Afriex, a Nigerian fintech startup has reportedly raised $10 million in a Series A funding round with the raised funds to be used to bolster its blockchain money transfer platform.
The financing was led by Sequoia Capital China and Dragonfly Capital with participation from Goldentree, Stellar Foundation, and Exceptional Capital, among others. This comes after the company raised a $1.3 million seed round last May to scale its payment platform across Africa.
Launched in 2019 by Tope Alabi and John Obirije as a Nigerian fintech company, Afriex, which has further expanded its operations across Uganda, Kenya and Ghana offer a platform that utilizes blockchain to enable users to send funds by converting them into stablecoins — which are cryptocurrencies backed by reserve assets.

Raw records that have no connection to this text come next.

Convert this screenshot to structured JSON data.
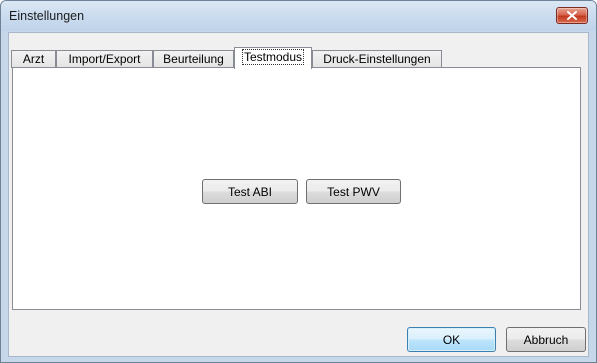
{
  "window": {
    "title": "Einstellungen",
    "close_icon": "close-x-icon"
  },
  "tabs": [
    {
      "label": "Arzt",
      "active": false
    },
    {
      "label": "Import/Export",
      "active": false
    },
    {
      "label": "Beurteilung",
      "active": false
    },
    {
      "label": "Testmodus",
      "active": true
    },
    {
      "label": "Druck-Einstellungen",
      "active": false
    }
  ],
  "panel": {
    "test_abi_label": "Test ABI",
    "test_pwv_label": "Test PWV"
  },
  "footer": {
    "ok_label": "OK",
    "cancel_label": "Abbruch"
  },
  "colors": {
    "title_bar": "#c9dbee",
    "close_button": "#c23b22",
    "dialog_bg": "#f0f0f0",
    "default_button_border": "#3c7fb1"
  }
}
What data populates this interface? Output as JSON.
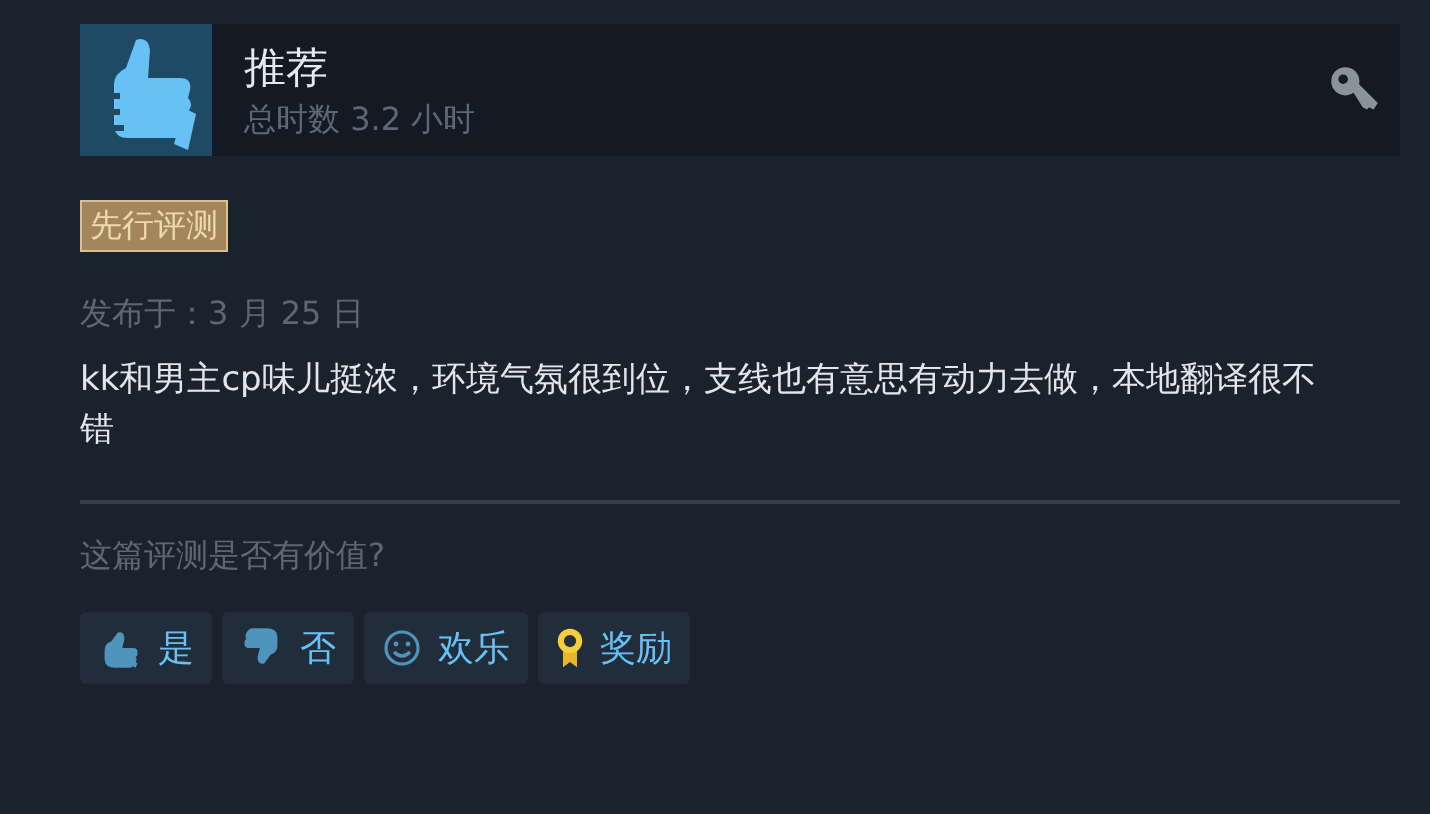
{
  "review": {
    "verdict": "推荐",
    "playtime": "总时数 3.2 小时",
    "badge": "先行评测",
    "posted": "发布于：3 月 25 日",
    "body": "kk和男主cp味儿挺浓，环境气氛很到位，支线也有意思有动力去做，本地翻译很不错"
  },
  "helpful": {
    "question": "这篇评测是否有价值?",
    "buttons": [
      {
        "kind": "yes",
        "label": "是"
      },
      {
        "kind": "no",
        "label": "否"
      },
      {
        "kind": "funny",
        "label": "欢乐"
      },
      {
        "kind": "award",
        "label": "奖励"
      }
    ]
  }
}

This process makes the transaction free and quicker than an existing service like Wise which charges a 6.45% fee and can take a few days to process.
Dragonfly Capital managing partner Haseeb Qureshi in an interview with Forbes explains that he met Tope Alabi when he was a mentor at a crypto startup school run by A16z and was impressed by his work but excluded himself from the seed round as he was skeptical about the success of crypto businesses in Africa but he now thinks the company may have cracked that code. “A big strength of the company is being able to straddle the entire corridor between the U.S. and Africa where many others have tried to succeed and have not,” he says. “The reality is that if you want to succeed in emerging markets you need a really strong ground game.”
Afriex, which declined to share its revenue, is valued at $60 million and while it is currently just focused on its core money transfer product, Tope Alabi has made clear his ambitious goals for the platform with the hopes of utilizing it to launch a stablecoin. The company has already struck a partnership with Visa to offer Afriex users credit and debit cards later this year.
“Because we are building this network of connected financial institutions, we have built on-ramps for local Nigerian banks and on-ramps for local currency exchanges,” Tope Alabi says. “We are building this web3 mesh of financial institutions that could almost become something like the next Visa.”
Afriex’s success since its launch cannot be overstated as the company processes more than $5 million in monthly transfers and has grown its customer base by 500% in the last six months with half of its active users using the platform more than once a week.